Man wird sagen, es sei dumm, so zu leben: warum solle man sich nicht einen Palast anschaffen, ein offenes Haus haben, Gesellschaft um sich versammeln, Einfluß ausüben, sich verheiraten? Aber was würde dann der Rothschild für ein Mensch werden? Er würde ein ebensolcher Mensch werden wie alle. Der ganze Reiz der »Idee«, ihre ganze sittliche Kraft würde verschwinden. Ich habe schon als Kind den Monolog des »Geizigen Ritters« bei Puschkin auswendig gelernt; etwas Höheres als dies, was die Idee anlangt, hat Puschkin nicht geschaffen! Dieselben Anschauungen habe ich heute noch.

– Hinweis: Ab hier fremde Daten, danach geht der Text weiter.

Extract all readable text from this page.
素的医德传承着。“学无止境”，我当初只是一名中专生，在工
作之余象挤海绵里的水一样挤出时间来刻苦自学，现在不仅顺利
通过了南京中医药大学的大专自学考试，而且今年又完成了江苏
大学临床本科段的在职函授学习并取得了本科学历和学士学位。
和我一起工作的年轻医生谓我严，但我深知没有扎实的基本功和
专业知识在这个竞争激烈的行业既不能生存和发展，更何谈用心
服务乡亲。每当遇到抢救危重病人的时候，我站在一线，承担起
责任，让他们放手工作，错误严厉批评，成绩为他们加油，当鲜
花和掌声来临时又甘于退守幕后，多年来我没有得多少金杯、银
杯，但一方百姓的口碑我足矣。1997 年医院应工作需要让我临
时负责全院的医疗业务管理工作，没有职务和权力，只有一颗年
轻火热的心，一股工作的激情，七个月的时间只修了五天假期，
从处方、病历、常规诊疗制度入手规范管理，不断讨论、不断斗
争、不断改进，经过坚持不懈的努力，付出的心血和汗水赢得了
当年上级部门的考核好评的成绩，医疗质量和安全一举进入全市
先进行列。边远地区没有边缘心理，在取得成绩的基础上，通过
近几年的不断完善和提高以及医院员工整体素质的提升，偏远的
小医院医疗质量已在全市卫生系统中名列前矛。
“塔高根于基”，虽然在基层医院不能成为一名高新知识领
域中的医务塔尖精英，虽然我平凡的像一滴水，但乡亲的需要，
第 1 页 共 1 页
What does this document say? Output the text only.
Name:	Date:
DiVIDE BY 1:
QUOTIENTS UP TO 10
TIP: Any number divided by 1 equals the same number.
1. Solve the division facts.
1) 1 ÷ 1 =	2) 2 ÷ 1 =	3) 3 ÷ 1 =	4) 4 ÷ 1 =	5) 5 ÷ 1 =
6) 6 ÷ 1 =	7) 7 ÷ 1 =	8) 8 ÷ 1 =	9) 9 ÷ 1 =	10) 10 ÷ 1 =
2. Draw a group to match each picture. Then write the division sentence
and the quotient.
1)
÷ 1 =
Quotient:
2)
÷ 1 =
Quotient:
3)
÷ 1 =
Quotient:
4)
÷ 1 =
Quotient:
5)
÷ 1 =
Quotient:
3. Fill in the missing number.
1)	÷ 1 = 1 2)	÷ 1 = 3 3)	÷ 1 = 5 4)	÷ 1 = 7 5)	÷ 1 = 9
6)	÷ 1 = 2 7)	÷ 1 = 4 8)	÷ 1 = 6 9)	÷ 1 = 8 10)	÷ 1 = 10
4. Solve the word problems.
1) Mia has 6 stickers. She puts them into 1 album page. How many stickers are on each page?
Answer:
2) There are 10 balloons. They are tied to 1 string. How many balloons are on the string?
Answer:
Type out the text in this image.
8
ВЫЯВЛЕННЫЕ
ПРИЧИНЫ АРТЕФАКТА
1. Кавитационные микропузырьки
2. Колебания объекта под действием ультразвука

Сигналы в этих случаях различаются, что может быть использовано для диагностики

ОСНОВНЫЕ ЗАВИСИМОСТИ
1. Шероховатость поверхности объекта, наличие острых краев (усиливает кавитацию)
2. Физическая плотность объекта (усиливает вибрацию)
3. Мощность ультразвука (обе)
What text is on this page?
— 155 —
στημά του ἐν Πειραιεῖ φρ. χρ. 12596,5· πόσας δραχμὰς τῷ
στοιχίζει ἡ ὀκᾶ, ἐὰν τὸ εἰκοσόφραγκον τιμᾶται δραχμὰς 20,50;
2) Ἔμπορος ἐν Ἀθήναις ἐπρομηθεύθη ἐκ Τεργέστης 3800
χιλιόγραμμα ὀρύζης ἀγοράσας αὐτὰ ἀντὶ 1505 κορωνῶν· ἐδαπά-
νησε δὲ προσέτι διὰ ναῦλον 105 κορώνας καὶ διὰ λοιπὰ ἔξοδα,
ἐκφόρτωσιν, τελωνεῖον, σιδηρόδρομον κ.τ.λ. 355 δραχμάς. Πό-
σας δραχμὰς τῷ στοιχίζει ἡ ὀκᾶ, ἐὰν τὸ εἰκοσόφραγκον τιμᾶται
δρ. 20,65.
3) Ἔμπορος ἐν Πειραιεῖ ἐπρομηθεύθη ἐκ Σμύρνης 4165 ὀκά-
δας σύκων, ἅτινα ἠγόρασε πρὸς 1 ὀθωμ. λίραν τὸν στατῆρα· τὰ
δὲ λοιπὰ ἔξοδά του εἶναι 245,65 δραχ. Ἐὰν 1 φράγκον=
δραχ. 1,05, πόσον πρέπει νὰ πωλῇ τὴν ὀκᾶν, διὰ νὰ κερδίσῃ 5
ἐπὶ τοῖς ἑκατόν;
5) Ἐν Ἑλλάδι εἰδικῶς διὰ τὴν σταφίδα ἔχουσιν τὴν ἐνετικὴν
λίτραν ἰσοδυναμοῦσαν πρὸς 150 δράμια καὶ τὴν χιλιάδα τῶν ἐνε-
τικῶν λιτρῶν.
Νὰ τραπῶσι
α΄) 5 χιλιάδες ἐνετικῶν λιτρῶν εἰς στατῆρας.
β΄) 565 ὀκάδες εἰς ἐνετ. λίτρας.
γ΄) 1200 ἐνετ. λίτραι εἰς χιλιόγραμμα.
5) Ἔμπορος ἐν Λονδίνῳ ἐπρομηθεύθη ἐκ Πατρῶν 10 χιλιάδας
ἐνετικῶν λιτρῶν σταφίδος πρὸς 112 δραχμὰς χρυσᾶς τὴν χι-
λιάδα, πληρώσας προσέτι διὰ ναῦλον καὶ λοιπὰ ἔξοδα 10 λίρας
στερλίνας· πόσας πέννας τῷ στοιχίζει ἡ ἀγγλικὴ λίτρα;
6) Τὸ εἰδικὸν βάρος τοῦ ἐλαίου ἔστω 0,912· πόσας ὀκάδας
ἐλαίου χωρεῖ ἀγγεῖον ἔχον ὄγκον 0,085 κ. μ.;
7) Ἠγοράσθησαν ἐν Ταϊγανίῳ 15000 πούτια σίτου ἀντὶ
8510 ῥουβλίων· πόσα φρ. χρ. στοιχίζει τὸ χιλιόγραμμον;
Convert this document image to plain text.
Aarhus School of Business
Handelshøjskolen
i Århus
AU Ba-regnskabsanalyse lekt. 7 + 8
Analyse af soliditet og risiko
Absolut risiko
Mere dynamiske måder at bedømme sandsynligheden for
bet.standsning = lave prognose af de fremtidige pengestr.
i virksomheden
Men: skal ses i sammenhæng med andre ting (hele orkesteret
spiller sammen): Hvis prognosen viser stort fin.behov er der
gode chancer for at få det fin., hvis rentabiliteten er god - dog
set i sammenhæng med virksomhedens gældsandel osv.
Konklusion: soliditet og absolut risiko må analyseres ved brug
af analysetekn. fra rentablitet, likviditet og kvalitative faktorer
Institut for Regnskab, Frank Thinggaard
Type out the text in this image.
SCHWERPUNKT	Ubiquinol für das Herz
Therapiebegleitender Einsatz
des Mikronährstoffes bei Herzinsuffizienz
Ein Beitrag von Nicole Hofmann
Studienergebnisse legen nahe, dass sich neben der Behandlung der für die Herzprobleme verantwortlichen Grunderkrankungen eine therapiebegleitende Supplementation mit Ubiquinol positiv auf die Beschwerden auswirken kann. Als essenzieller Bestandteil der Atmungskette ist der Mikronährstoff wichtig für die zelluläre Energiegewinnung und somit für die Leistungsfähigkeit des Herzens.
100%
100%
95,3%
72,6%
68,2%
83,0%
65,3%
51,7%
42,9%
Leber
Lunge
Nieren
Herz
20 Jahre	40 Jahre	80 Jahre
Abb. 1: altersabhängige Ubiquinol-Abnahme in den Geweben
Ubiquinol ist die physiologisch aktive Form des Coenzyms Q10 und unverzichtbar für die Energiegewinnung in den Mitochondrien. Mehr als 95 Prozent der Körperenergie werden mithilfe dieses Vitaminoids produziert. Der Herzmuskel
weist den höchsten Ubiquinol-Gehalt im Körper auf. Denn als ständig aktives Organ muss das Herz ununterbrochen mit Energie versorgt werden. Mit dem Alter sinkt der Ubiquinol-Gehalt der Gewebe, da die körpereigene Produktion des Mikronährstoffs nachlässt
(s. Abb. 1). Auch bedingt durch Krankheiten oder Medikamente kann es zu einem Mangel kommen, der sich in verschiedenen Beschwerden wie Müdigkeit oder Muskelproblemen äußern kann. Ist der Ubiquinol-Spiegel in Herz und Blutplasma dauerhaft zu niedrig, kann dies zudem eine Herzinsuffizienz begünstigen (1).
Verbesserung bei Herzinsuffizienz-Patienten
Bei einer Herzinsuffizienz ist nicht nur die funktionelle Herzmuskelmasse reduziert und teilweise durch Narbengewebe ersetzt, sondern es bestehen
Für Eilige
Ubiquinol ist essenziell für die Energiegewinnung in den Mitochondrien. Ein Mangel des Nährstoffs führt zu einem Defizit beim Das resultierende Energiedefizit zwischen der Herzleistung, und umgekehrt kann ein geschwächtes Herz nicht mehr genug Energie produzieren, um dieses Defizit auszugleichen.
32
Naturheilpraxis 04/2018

»Aber dein Ideal ist gar zu niedrig«, wird man zu mir sagen. »Geld, Reichtum! Das Richtige ist doch Förderung des Gemeinwohls, sind Handlungen der Menschenliebe.«

Aber woher weiß denn jemand, wie ich meinen Reichtum gebrauchen würde? Inwiefern ist es denn unmoralisch und niedrig, daß diese Millionen aus einer Menge von schlechten, schmutzigen Judenhänden in die Hände eines nüchternen, charakterfesten Asketen zusammenströmen, der die Welt mit scharfem Blick ansieht? Überhaupt klingen alle diese Zukunftsträume, alle diese Prophezeiungen jetzt noch sehr romanhaft, und es ist vielleicht zwecklos, wenn ich sie niederschreibe; sie wären wohl besser in meinem Kopf geblieben; ich weiß auch, daß diese Zeilen vielleicht von niemand werden gelesen werden; aber wenn sie jemand lesen sollte, wird er mir dann wohl glauben, daß ich den Rothschildschen Millionen vielleicht wirklich nicht gewachsen sein werde? Nicht etwa, weil sie mich erdrücken würden, sondern in ganz anderem, entgegengesetztem Sinne. In meinen Zukunftsträumen habe ich schon mehrmals jenen künftigen Moment ins Auge gefaßt, wo mein Machtbewußtsein vollauf befriedigt sein, die Macht aber mir als etwas Geringwertiges erscheinen wird. Dann werde ich, nicht aus Langeweile oder zielloser Verdrossenheit, sondern weil mein uferloses Streben auf noch Größeres abzielen wird, meine Millionen den Menschen hingeben; mag die Gesellschaft meinen ganzen Reichtum unter sich verteilen, ich aber, ich werde wieder in der untersten Schicht verschwinden! Vielleicht verwandle ich mich sogar in jenen Bettler, der auf dem Dampfer starb, nur mit dem Unterschied, daß man in meinen Lumpen nichts eingenäht finden wird. Allein das Bewußtsein, daß sich Millionen in meinen Händen befunden haben und ich sie wie eine Hekatombe Gold in den Schmutz geworfen habe, wird mich dann in meiner Vereinsamung nähren. Ich neige auch jetzt noch dazu, so zu denken. Ja, meine »Idee« ist eine Festung, in der ich mich immer und unter allen Umständen vor allen Menschen verbergen kann, und sei es in Gestalt des Bettlers, der auf dem Dampfer starb. Das ist meine Dichtung! Und wisset, daß ich meine lasterhafte Machtfülle ganz brauche, nur um mir selbst zu beweisen, daß ich imstande bin, auf sie zu verzichten.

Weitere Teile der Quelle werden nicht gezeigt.